全力で突き立てた爪が皮を剥いで、頭から血が滴り落ちた。血が頭中の汚泥を洗い流してくれる。
「は、は、もど、れた?」
全身が恐怖に震える。奴らの声が未だにこびり付いて離れない。脳を揺らす感触が続いている。この体がまだ自分のものなのか、確証が持てない。
「う、ぷ、えぇ……」
視界は未だに霞み続けるが、赤みは引いて亡霊は消えている。これでようやく今を直視できる。狂気の渦から、なんとか抜け出せすことが出来た。
「まりー、なにやってるの!? はやく、にげなきゃ!」
「……あ、る、う?」
「ほら立って、つらいかもしれないけど、今は走らなきゃ!」
瑠璃が膝をついた万里花の手を握った。そのまま強引に立ち上がらせる。既にバリケードの隙間を強引に抜けて、かれらが三階に入り始めていた。
ふらふらと不安定に走る万里花を、瑠璃が手を引いて誘導する。奇しくもそれは、始まりの日とは逆の格好であった。
足を引っ張るのは、既に万里花の方に逆転している。
「……ほんとに、ごめんね……あたしは──」
「あやまらないで! それにその後のことばを言ったら、ぜったいゆるさないからっ!」
「……あはは、ごめん、もう、いわないよ」
厳しい言葉に、万里花は力なく苦笑する。あの時の友の苦悩を理解できたから。こんな状況で足手まといの自分は、いっそ死にたくなるほど情けなく思えるのだ。

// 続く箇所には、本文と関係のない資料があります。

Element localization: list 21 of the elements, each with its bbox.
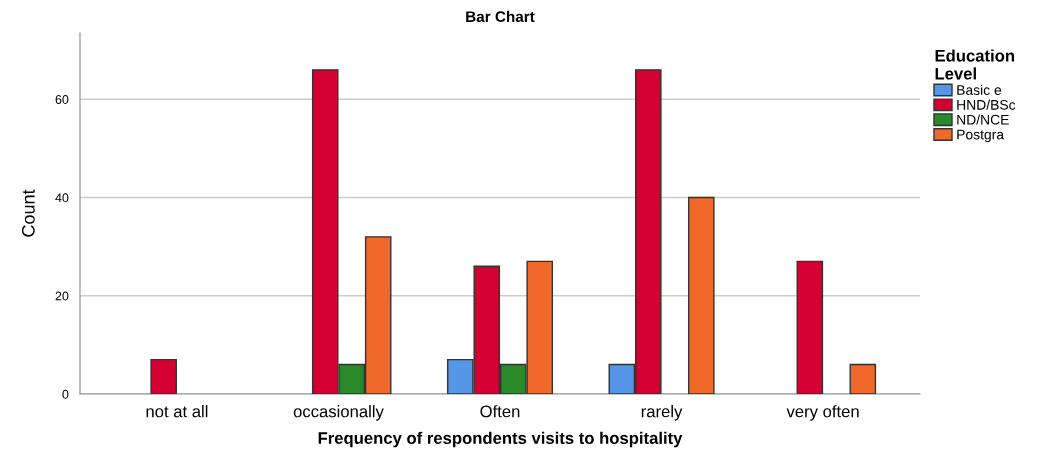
x-tick-label: very often: [786, 405, 859, 421]
y-tick-label: 60: [55, 95, 69, 104]
x-tick-label: occasionally: [293, 405, 384, 421]
chart-title: Bar Chart: [466, 10, 535, 23]
y-tick-label: 40: [55, 193, 69, 203]
y-tick-label: 0: [62, 389, 69, 399]
y-axis-title: Count: [21, 189, 35, 237]
legend-label: Postgra: [957, 129, 1005, 143]
x-tick-label: not at all: [146, 405, 208, 418]
bar: [150, 358, 177, 394]
y-tick-label: 20: [55, 291, 69, 301]
legend-title: Education Level: [935, 49, 1015, 80]
x-axis-title: Frequency of respondents visits to hospitality: [318, 431, 683, 448]
x-tick-label: rarely: [641, 405, 683, 421]
legend-label: ND/NCE: [957, 114, 1009, 125]
bar: [849, 363, 877, 394]
bar: [796, 260, 824, 394]
x-tick-label: Often: [480, 405, 520, 418]
bar: [687, 196, 715, 394]
legend-label: Basic e: [957, 84, 1002, 95]
legend-label: HND/BSc: [957, 99, 1016, 110]
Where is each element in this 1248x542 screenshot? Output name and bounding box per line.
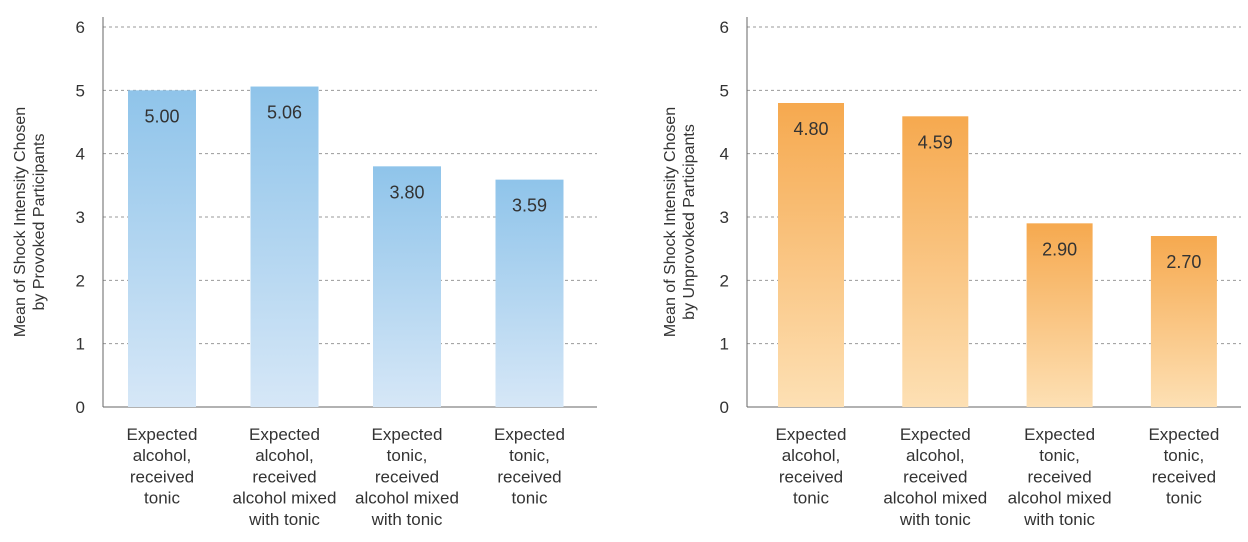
x-category-label-line: with tonic [1023, 510, 1095, 529]
x-category-label-line: Expected [1024, 425, 1095, 444]
x-category-label-line: Expected [776, 425, 847, 444]
x-category-label-line: received [903, 467, 967, 486]
x-category-label-line: received [497, 467, 561, 486]
bar [250, 86, 319, 408]
bar [373, 166, 441, 407]
y-tick-label: 5 [720, 81, 729, 100]
bar-value-label: 3.59 [512, 196, 547, 216]
x-category-label: Expected tonic, received alcohol mixed with … [355, 425, 459, 529]
x-category-label-line: alcohol, [255, 446, 314, 465]
unprovoked-chart: 0 1 2 3 4 5 6 Mean of Shock Intensity Chosen by … [662, 17, 1241, 529]
bar [778, 103, 844, 407]
x-category-label-line: Expected [1148, 425, 1219, 444]
bar-value-label: 4.59 [918, 132, 953, 152]
bar [1026, 223, 1093, 407]
bar-value-label: 5.06 [267, 103, 302, 123]
x-category-label-line: alcohol, [906, 446, 965, 465]
x-category-label-line: tonic [144, 489, 180, 508]
provoked-chart: 0 1 2 3 4 5 6 Mean of Shock Intensity Chosen by … [12, 17, 597, 529]
x-category-label-line: received [375, 467, 439, 486]
y-tick-label: 2 [76, 271, 85, 290]
y-tick-label: 0 [76, 398, 85, 417]
x-category-label-line: tonic, [1039, 446, 1080, 465]
x-category-label-line: Expected [372, 425, 443, 444]
y-tick-label: 5 [76, 81, 85, 100]
y-tick-label: 2 [720, 271, 729, 290]
x-category-label-line: tonic [512, 489, 548, 508]
y-tick-label: 0 [720, 398, 729, 417]
y-tick-label: 4 [720, 145, 729, 164]
bar [128, 90, 196, 407]
x-category-label: Expected tonic, received alcohol mixed with … [1008, 425, 1112, 529]
x-category-label-line: tonic [1166, 489, 1202, 508]
bar [495, 179, 564, 407]
y-axis-title: Mean of Shock Intensity Chosen by Provoke… [12, 107, 48, 337]
x-category-label-line: alcohol, [782, 446, 841, 465]
bar [902, 116, 969, 408]
y-tick-label: 3 [720, 208, 729, 227]
x-category-label-line: Expected [127, 425, 198, 444]
x-category-label-line: with tonic [371, 510, 443, 529]
x-category-label-line: tonic, [509, 446, 550, 465]
y-axis-title-line: Mean of Shock Intensity Chosen [662, 107, 679, 337]
x-category-label-line: alcohol mixed [883, 489, 987, 508]
y-axis-title-line: by Provoked Participants [31, 134, 48, 311]
x-category-label: Expected tonic, received tonic [494, 425, 565, 508]
x-category-label: Expected alcohol, received tonic [776, 425, 847, 508]
y-tick-label: 1 [720, 335, 729, 354]
x-category-label-line: alcohol mixed [233, 489, 337, 508]
y-axis-title-line: Mean of Shock Intensity Chosen [12, 107, 29, 337]
x-category-label-line: received [130, 467, 194, 486]
bar-value-label: 2.90 [1042, 239, 1077, 259]
x-category-label-line: received [1152, 467, 1216, 486]
x-category-label-line: alcohol mixed [1008, 489, 1112, 508]
x-category-label: Expected alcohol, received alcohol mixed wit… [233, 425, 337, 529]
x-category-label-line: received [1027, 467, 1091, 486]
x-category-label-line: with tonic [899, 510, 971, 529]
y-tick-label: 4 [76, 145, 85, 164]
x-category-label-line: tonic, [387, 446, 428, 465]
y-tick-label: 3 [76, 208, 85, 227]
y-tick-label: 1 [76, 335, 85, 354]
x-category-label: Expected tonic, received tonic [1148, 425, 1219, 508]
y-axis-title: Mean of Shock Intensity Chosen by Unprovo… [662, 107, 698, 337]
x-category-label-line: Expected [494, 425, 565, 444]
bar-value-label: 4.80 [793, 119, 828, 139]
x-category-label-line: received [252, 467, 316, 486]
bar-value-label: 5.00 [144, 106, 179, 126]
x-category-label-line: alcohol, [133, 446, 192, 465]
y-tick-label: 6 [76, 18, 85, 37]
x-category-label-line: alcohol mixed [355, 489, 459, 508]
x-category-label-line: tonic, [1164, 446, 1205, 465]
x-category-label: Expected alcohol, received alcohol mixed wit… [883, 425, 987, 529]
x-category-label-line: with tonic [248, 510, 320, 529]
y-axis-title-line: by Unprovoked Participants [681, 124, 698, 320]
bar [1150, 236, 1217, 407]
x-category-label-line: tonic [793, 489, 829, 508]
x-category-label-line: Expected [249, 425, 320, 444]
bar-value-label: 3.80 [389, 182, 424, 202]
x-category-label-line: Expected [900, 425, 971, 444]
y-tick-label: 6 [720, 18, 729, 37]
x-category-label: Expected alcohol, received tonic [127, 425, 198, 508]
bar-value-label: 2.70 [1166, 252, 1201, 272]
x-category-label-line: received [779, 467, 843, 486]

その自分を受け入れてくれるのが、とても嬉しくて悲しい気持ちになる。
「なおるって言ったんでしょ、そのびょうき! だからあきらめないで、ちゃんと生きてよ!」
「…………そう、だね。あたし、いきれる、よね?」
「なんで自分でうたがうの! もう、こう言わなきゃいけないの? まりーは、わたしの、ために、生きてよっ!!」
瑠璃もあの時の万里花と同じく我儘を溢す。それが、あの時のように救いになると信じて。自分は親友のために付き合ってあげているのだと。ただの重荷でなく、ちゃんと親友の願いを聞いてあげられていると、此処に存在する為の言い訳が出来る。
「…………うん、わかった。…………ありがとう」
自分でついた嘘が、今はほんの少しだけ信じてみようと思える。小さな、生きる希望として。